AlexColvin

Day 13

Blog Post created by AlexColvin on Feb 16, 2019

I was going to post more work pics but I managed to leave my phone at work. So they will have to wait until later today.  

 

Yesterday was rough. The shortness of breath is starting to be very apparent and the coughing is very frequent. At one point, my bossed asked is I  had "caught" asthma. I then had to explain how removing 90+ chemicals from the cigarettes I'd been smoking for half a century left me a bit unmasked because all those "additives" had been suppressing a lot of things . I doubt she took the hint. She smokes, and on breaks she and another co-worker and I used to go to this one spot on the edge of school property and light up. So now our Smoker's Club is one less member.  . 

 

On the way home my BBF, (who likes to play taxi -- go figure,  ) suggested we go to Whole Foods tomorrow and get a "natural" inhaler, because I sounded terrible. So we're going to do that along with a trip to PetSmart to get Chester's crickets.

 

At home the workers, Bill and his apprentice, Gavin, were working on the laundry-room rebuild, which I was glad to see after their 3-day absence. (Bill was waiting on the new door from the supplier.) It will likely be done early next week, and I can do laundry at home again -- Yeah!  I had a few White Russians which helped the coughing a lot, and I had no cravings, but was glad to get little time off from feeling and sounding tubercular.  The guys left by 6:30 and I was in bed an hour later. Slept ok until about 4:30, when the "productive" coughing started up. Went to the study and arranged myself so I could sleep sitting upward which makes breathing a little easier. That worked for about 20 minutes, and I tried different configurations until about 6:00 when I finally said **** it, and got showered to start my day.

 

While I was in the shower, I gave some serious thought to why I quit smoking and more importantly, I asked myself: Would I have quit if I knew I would have to endure all this misery?

 

Honestly?

 

The last time I quit, I did it with medication and it was like laying back on a feather bed.

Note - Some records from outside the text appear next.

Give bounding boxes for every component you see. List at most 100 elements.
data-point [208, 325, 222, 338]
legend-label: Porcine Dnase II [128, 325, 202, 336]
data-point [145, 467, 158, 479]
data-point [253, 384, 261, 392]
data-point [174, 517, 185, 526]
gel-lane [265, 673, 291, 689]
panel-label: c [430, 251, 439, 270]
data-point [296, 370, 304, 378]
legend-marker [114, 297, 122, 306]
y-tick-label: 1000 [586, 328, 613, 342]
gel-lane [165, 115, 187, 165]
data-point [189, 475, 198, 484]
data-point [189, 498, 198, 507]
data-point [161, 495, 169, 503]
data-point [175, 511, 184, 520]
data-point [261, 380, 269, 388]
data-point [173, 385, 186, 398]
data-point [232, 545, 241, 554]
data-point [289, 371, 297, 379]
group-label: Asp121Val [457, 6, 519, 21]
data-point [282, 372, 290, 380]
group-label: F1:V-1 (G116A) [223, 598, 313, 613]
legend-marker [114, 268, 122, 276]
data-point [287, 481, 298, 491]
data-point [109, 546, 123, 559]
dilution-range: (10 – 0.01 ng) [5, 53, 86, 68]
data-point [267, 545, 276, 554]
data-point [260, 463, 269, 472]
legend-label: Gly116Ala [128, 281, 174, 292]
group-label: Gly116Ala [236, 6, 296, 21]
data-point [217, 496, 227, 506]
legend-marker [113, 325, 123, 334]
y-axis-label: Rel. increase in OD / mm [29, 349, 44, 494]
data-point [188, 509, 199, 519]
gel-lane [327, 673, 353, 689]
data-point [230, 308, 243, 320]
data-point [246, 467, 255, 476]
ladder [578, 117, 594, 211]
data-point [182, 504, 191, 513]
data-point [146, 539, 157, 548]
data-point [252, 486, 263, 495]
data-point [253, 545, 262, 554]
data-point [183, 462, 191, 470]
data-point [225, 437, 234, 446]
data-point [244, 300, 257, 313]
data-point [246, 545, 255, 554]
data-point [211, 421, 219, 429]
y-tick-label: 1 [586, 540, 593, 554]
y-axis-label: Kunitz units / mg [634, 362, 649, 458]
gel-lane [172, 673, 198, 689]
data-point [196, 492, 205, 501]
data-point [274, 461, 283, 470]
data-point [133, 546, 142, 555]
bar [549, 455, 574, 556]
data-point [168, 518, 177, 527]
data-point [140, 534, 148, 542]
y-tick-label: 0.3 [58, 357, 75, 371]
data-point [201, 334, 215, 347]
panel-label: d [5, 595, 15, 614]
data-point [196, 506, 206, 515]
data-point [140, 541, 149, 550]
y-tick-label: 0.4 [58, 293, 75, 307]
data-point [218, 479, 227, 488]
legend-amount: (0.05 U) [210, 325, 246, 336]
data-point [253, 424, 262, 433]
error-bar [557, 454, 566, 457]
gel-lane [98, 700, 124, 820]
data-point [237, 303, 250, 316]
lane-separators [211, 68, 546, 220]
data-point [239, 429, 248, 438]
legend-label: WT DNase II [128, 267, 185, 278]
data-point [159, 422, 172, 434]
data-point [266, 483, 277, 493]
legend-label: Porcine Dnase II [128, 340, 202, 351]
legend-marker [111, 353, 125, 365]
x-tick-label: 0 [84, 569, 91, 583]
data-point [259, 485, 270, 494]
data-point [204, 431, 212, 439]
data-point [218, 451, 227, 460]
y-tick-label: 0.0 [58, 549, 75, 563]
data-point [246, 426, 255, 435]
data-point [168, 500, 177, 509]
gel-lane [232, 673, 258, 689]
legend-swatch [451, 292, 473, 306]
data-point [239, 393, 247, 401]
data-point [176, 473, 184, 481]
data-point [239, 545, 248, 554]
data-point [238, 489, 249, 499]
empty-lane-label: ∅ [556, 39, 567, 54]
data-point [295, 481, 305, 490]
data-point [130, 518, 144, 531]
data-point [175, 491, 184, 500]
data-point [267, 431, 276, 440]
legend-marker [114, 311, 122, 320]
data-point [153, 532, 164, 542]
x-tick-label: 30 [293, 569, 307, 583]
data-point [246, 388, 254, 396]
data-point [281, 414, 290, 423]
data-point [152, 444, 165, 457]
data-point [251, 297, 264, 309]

There was no hard landing. There as only weight gain, (I gained thirty pounds in three weeks, which looked really bad, so I quit the program,) but this is Cold Turkey and it's much, much different.

 

But I can't give up now because that would defeat the entire purpose of suffering, and I happen to belive that some suffering has utility in that it is meaningful and edifying while other kinds of suffering (especially if inflicted by others to be mean, or to establish power,) is just sadistic cruelty. But this is meaningful suffering because it has a purpose and a goal in mind. And it would be mindlessly stupid to undermine it by quitting just because it feels "bad" -- especially since that feeling is expected to be temporary.

 

Still. Would I have quit had I known?  Good question. 

 

Besides, I thought about my reasons for quitting, and essentially there are three:

1. Economics. $5.73 just adds up to too much year after year. And I can find better uses for $2,000.00 dollars than burning it up in an ashtray. Seriously.

2. Inconvenience. There is nothing convenient about riding 3/4 mile to a convenient store in a downpour at 2:00 AM for a $6.00 pack of cigarettes. Those kinds of responses to cravings just get old.

3. The Smell. Really? Do I and my house and my cat need to smell like a dirty ash tray for some logical reason? I don't think so.  I asked my friend if I still smell like smoke and she said I never really did, but more importantly, the house doesn't anymore. So that's a plus.  

 

There's also more to this quitting thing than the physical hardship in the coughing, wheezing, and lack of air. There's also the weird memory lapses. I forget words that I should know; I try to describe something and the words vanish just when I need them and I have to use clumsy substitutes. Baseboards become, "those things around the bottom of the wall."  A common ground cover, Wedelia,  I installed outdoors a few years ago, suddenly has no name. You get the idea.

 

So it's a little frustrating. Still, in those moments when the air is still and the birds are chirping and I can manage to take a really deep breath everything feels "normal." And I sense this is as it should be and I get a glimpse of what is to come. Then it stops like a window slamming shut and I cough some more. And some more.